Trumbull engineer gets legal opinion on sharing workers


Staff report

WARREN

The Trumbull County Engineer’s Office looks forward to continuing and expanding its use of workers from townships and villages to augment county highway workers for specific short-term projects.

Randy Smith, who is the county highway and sanitary engineer, proposed a new approach to getting potholes fixed last spring – borrowing workers from Howland Township and Lordstown for a month.

Smith consulted with the Trumbull County Prosecutor’s Office to ensure that it was legal to reimburse a township or village for work the townships’ or villages’ employees provide to the county.

Smith got the go-ahead to do it, but Attorney General Mike DeWine’s office was consulted to provide a legal opinion because the law was “a little ambiguous,” Smith said.

The opinion came back recently, saying Ohio law allows township and village workers to perform repairs on county roads for a county engineer “if there is an agreement in place to do so.”

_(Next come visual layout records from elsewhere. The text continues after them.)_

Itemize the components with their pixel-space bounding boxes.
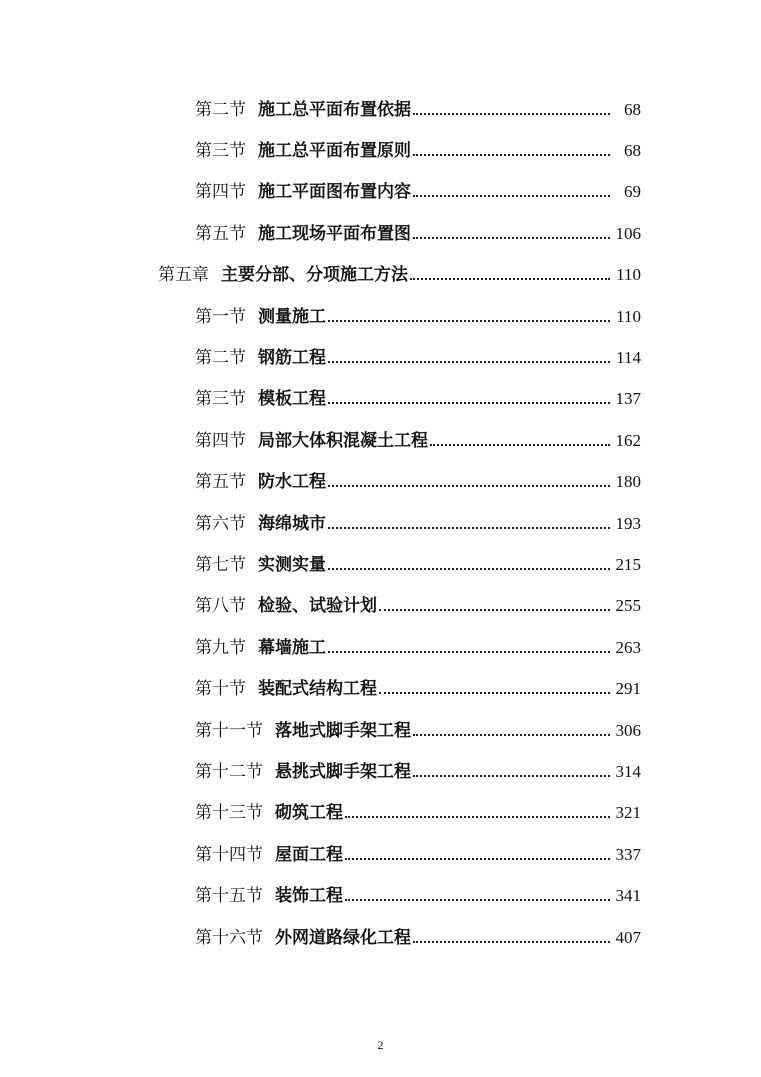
toc-entry-label: 第二节 bbox=[195, 348, 246, 369]
toc-entry-page: 407 bbox=[615, 927, 641, 947]
toc-entry-title: 防水工程 bbox=[258, 472, 326, 493]
page-number: 2 bbox=[377, 1038, 384, 1052]
toc-entry-label: 第十五节 bbox=[195, 886, 263, 907]
dot-leader bbox=[328, 320, 610, 322]
toc-entry-label: 第九节 bbox=[195, 637, 246, 658]
dot-leader bbox=[345, 816, 610, 818]
toc-entry-page: 68 bbox=[624, 99, 641, 119]
toc-entry[interactable] bbox=[0, 503, 761, 544]
dot-leader bbox=[379, 692, 610, 694]
toc-entry-page: 337 bbox=[615, 844, 641, 864]
toc-entry-page: 110 bbox=[616, 306, 641, 326]
toc-entry-label: 第十六节 bbox=[195, 927, 263, 948]
toc-entry-label: 第二节 bbox=[195, 99, 246, 120]
toc-entry-label: 第七节 bbox=[195, 554, 246, 575]
toc-entry-page: 110 bbox=[616, 265, 641, 285]
toc-entry-page: 291 bbox=[615, 679, 641, 699]
dot-leader bbox=[413, 113, 610, 115]
dot-leader bbox=[413, 237, 610, 239]
toc-entry[interactable] bbox=[0, 337, 761, 378]
toc-entry[interactable] bbox=[0, 586, 761, 627]
toc-entry-title: 装配式结构工程 bbox=[258, 679, 377, 700]
dot-leader bbox=[328, 651, 610, 653]
toc-entry-page: 263 bbox=[615, 637, 641, 657]
toc-entry-page: 255 bbox=[615, 596, 641, 616]
toc-entry-page: 180 bbox=[615, 472, 641, 492]
toc-entry-title: 钢筋工程 bbox=[258, 348, 326, 369]
toc-entry-title: 检验、试验计划 bbox=[258, 596, 377, 617]
toc-entry-label: 第一节 bbox=[195, 306, 246, 327]
dot-leader bbox=[328, 568, 610, 570]
toc-entry[interactable] bbox=[0, 544, 761, 585]
table-of-contents bbox=[0, 89, 761, 958]
toc-entry-title: 施工总平面布置原则 bbox=[258, 141, 411, 162]
dot-leader bbox=[430, 444, 610, 446]
dot-leader bbox=[345, 858, 610, 860]
toc-entry-page: 68 bbox=[624, 141, 641, 161]
toc-entry-page: 193 bbox=[615, 513, 641, 533]
toc-entry-title: 模板工程 bbox=[258, 389, 326, 410]
toc-entry-label: 第十一节 bbox=[195, 720, 263, 741]
toc-entry-label: 第十节 bbox=[195, 679, 246, 700]
toc-entry[interactable] bbox=[0, 379, 761, 420]
toc-entry[interactable] bbox=[0, 668, 761, 709]
dot-leader bbox=[413, 734, 610, 736]
toc-entry[interactable] bbox=[0, 834, 761, 875]
toc-entry-label: 第十三节 bbox=[195, 803, 263, 824]
toc-entry-title: 施工现场平面布置图 bbox=[258, 223, 411, 244]
toc-entry-title: 落地式脚手架工程 bbox=[275, 720, 411, 741]
toc-entry-title: 施工平面图布置内容 bbox=[258, 182, 411, 203]
toc-entry[interactable] bbox=[0, 130, 761, 171]
toc-entry[interactable] bbox=[0, 172, 761, 213]
toc-entry-page: 162 bbox=[615, 430, 641, 450]
toc-chapter-entry[interactable] bbox=[0, 255, 761, 296]
dot-leader bbox=[328, 402, 610, 404]
toc-entry-title: 测量施工 bbox=[258, 306, 326, 327]
dot-leader bbox=[328, 485, 610, 487]
toc-entry[interactable] bbox=[0, 296, 761, 337]
toc-entry-label: 第三节 bbox=[195, 389, 246, 410]
toc-entry[interactable] bbox=[0, 420, 761, 461]
toc-entry[interactable] bbox=[0, 875, 761, 916]
dot-leader bbox=[410, 278, 610, 280]
toc-entry[interactable] bbox=[0, 793, 761, 834]
toc-entry-title: 海绵城市 bbox=[258, 513, 326, 534]
toc-entry-label: 第五节 bbox=[195, 472, 246, 493]
toc-entry-page: 321 bbox=[615, 803, 641, 823]
toc-entry-title: 砌筑工程 bbox=[275, 803, 343, 824]
toc-entry-label: 第四节 bbox=[195, 182, 246, 203]
toc-entry[interactable] bbox=[0, 213, 761, 254]
dot-leader bbox=[328, 361, 610, 363]
toc-entry-page: 106 bbox=[615, 223, 641, 243]
dot-leader bbox=[413, 775, 610, 777]
toc-entry-title: 实测实量 bbox=[258, 554, 326, 575]
toc-entry[interactable] bbox=[0, 917, 761, 958]
toc-entry-page: 114 bbox=[616, 348, 641, 368]
toc-entry-title: 施工总平面布置依据 bbox=[258, 99, 411, 120]
toc-entry-label: 第三节 bbox=[195, 141, 246, 162]
toc-entry[interactable] bbox=[0, 462, 761, 503]
toc-entry[interactable] bbox=[0, 89, 761, 130]
toc-entry-label: 第五章 bbox=[158, 265, 209, 286]
toc-entry-page: 137 bbox=[615, 389, 641, 409]
toc-entry-title: 装饰工程 bbox=[275, 886, 343, 907]
dot-leader bbox=[328, 527, 610, 529]
toc-entry-page: 341 bbox=[615, 886, 641, 906]
toc-entry-title: 幕墙施工 bbox=[258, 637, 326, 658]
dot-leader bbox=[413, 941, 610, 943]
toc-entry-title: 屋面工程 bbox=[275, 844, 343, 865]
dot-leader bbox=[413, 154, 610, 156]
toc-entry-title: 主要分部、分项施工方法 bbox=[221, 265, 408, 286]
toc-entry-label: 第六节 bbox=[195, 513, 246, 534]
toc-entry-page: 314 bbox=[615, 761, 641, 781]
toc-entry-page: 215 bbox=[615, 554, 641, 574]
toc-entry-label: 第五节 bbox=[195, 223, 246, 244]
toc-entry-title: 悬挑式脚手架工程 bbox=[275, 761, 411, 782]
toc-entry-label: 第十二节 bbox=[195, 761, 263, 782]
toc-entry-title: 外网道路绿化工程 bbox=[275, 927, 411, 948]
toc-entry-label: 第八节 bbox=[195, 596, 246, 617]
toc-entry[interactable] bbox=[0, 751, 761, 792]
toc-entry[interactable] bbox=[0, 627, 761, 668]
toc-entry[interactable] bbox=[0, 710, 761, 751]
dot-leader bbox=[345, 899, 610, 901]
dot-leader bbox=[379, 609, 610, 611]
toc-entry-title: 局部大体积混凝土工程 bbox=[258, 430, 428, 451]
toc-entry-label: 第十四节 bbox=[195, 844, 263, 865]
toc-entry-page: 69 bbox=[624, 182, 641, 202]
toc-entry-label: 第四节 bbox=[195, 430, 246, 451]
dot-leader bbox=[413, 195, 610, 197]
toc-entry-page: 306 bbox=[615, 720, 641, 740]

The pothole program was undertaken last spring because potholes are one of the public’s biggest concerns, Smith said at the time.

The collaboration enabled the county to work more days and hours than would be possible without the collaboration.

“To me, it was a positive,” Smith said of last spring’s program. “We’ll take advantage of it as [much as] we possibly can.”

He said other areas for this type of collaboration could include crack-sealing and use of the mini-mill to repair areas of roads where potholes occur most.

The opinion also means villages and townships could pay the county engineer’s office for hours Smith’s employees would work for townships or villages, Smith said.